Yes! Even though he chose to reign as King George VI, he was christened Albert; he chose a different name to reign under. The same with Edward VIII who was Prince David, Prince Of Wales before accession.
When the then Duchess Of York met Logue’s wife for the first time, she explained correct protocol for address as ‘Your Majesty on first greeting then Ma’am after that – Ma’am as in ham not ma’am as in farm’ – this is correct protocol.
Not really a factual inaccuracy but more continuity error. The Princesses (Elizabeth and Margaret) don’t age during the film.

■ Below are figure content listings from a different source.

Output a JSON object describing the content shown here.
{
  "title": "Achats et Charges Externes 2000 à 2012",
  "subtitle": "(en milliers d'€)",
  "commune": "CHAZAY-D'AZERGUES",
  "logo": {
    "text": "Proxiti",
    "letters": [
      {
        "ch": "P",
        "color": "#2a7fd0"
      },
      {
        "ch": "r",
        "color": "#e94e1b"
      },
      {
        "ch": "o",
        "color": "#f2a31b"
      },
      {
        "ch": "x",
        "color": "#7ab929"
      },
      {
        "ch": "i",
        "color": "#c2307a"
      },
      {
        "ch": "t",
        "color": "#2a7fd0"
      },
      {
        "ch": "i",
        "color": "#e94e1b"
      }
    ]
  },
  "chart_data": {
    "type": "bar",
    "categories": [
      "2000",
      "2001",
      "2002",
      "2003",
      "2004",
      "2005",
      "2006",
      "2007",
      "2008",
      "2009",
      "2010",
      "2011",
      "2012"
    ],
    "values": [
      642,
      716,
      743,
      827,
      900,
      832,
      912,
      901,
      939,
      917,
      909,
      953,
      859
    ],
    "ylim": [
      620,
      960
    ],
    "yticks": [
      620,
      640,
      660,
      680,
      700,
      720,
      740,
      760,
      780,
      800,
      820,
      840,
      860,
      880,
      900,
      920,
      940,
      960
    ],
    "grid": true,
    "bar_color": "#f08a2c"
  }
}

At the start, they were about 7-10 and at the end, even though by then Princess Elizabeth was at least 13.
Even though throughout the film Lionel insists on calling Prince Albert ‘Bertie’ even though this was very unlikely as at the time, royal protocol was considered paramount, especially between a Prince and a stranger.
King George V did indeed predict that Edward VIII would ‘ruin himself within 12 months’, and he was right, Edward VIII abdicated in December 1936, just less than a year after his accession.
Prince David was the first monarch to use a plane to travel when he was Edward VIII, as Prince of Wales he was the first Royal Prince to learn to fly a plane.
It is said that George V’s last words were ‘how is the empire’ in actual fact; it was more likely to have been a stream of obscenities.
After George V’s death, the then Edward VIII remarks how his father’s clocks were always half an hour fast. This was due to a time that George V’s father Edward VII introduced to allow extra time for hunting, called ‘Sandringham Time’ – Edward VIII abolished this at the beginning of his reign.
When at George V’s bedside, after his death, Queen Mary kisses the now Edward VIII’s hand saying ‘Long Live The King’ – the phrase used to signify the continuity of the Monarchy.